The reason I wanted to climb the hill today was for this view. I wanted to drop over to the north side of the ridge and look Mt. Stuart in the eye. Maybe this was the last day I could do this and hike on dirt before snow comes. Daylight was already slipping away, and shadows in the valley were deep. I wandered, boots crunching on the frozen ground. A raven went over–air whiffed through wing feathers, and I saw its head turn to look down at me. I was in the whitebark pine zone, near timberline. Some whitebarks are silver snags, some are adult trees, and some are only a foot high and as gnarled as bonsai.

Something in me wanted to keep going, to follow the trail till there were no other tracks, only my own. The snow was dry and cold and squeaky. I heard rockfall. Perhaps a mountain goat or a deer or a wolf. It seemed that there were no other humans around. It felt like I was the only one.

I turned back found where a squirrel had bounded across the trail. Hunkered down with my back against a log. Pulled all the clothes out of my pack and put them on, topped off with a warm hat. Scribbled in the notebook and looked up at the changing light. The wind came from the west, the northwest, swaying the trees. A big sound–wind over a ridge through conifers. For years I have been listening for the dialect of different trees, wondering if it’s possible to distinguish between wind in a mountain hemlock and wind in a subalpine fir. I think that it is, but it’s very subtle and I have not been able to find words for the exquisite differences.
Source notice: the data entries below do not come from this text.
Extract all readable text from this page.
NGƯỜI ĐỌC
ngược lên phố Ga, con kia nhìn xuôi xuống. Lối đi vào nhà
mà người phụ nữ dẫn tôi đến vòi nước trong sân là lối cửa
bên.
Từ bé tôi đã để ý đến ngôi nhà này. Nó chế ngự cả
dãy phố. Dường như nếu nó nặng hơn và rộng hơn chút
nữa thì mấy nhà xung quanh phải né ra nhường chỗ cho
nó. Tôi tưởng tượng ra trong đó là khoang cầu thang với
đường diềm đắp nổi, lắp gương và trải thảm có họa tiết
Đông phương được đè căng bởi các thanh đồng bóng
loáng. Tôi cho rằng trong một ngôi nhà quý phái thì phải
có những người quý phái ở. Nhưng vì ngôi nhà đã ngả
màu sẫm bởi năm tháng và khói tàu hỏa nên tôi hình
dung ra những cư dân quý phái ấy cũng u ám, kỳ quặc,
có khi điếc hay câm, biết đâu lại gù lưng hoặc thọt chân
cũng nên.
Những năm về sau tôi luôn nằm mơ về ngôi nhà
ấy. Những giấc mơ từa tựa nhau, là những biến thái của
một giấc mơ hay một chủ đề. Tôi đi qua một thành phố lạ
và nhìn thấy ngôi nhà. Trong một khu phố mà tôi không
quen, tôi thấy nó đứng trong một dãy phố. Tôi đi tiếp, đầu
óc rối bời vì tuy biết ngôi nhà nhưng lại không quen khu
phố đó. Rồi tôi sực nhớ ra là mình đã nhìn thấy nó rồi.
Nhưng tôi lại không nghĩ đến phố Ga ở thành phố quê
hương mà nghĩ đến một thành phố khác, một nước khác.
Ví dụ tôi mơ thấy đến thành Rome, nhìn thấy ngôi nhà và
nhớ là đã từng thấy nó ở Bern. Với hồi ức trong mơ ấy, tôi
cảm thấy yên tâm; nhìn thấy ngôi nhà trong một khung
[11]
When I got up to go, shivers were not far off. Time to get the blood moving. I let my feet find their way back down while my mind noticed and wandered, noticed and wandered. It was dusk and my eyes wanted to see things in the gloom that were not there. A whiff of sweetness drifted up the slope from a swath of frost-killed vanilla leaf.

Back at the truck I had hot tea from the thermos and drove home with the full moon over my left shoulder.

My soul is content. Winter can come now.

3 thoughts on “A Sunny Day in November

  1. I planned to just go along for the hike, uncommitted to feeling / thinking / experiencing any particular thing(s). A few steps onto your word trail and I was startled by yet another parallel: eldest, ultra responsible child.

    There were little shivers of pleasure brought on by sights, smells, sounds & your ponderings.

  2. Wonderful descriptions. We both felt we were on that hike with you. You surely have a gift and we get to experience it too. Thanks, Deb.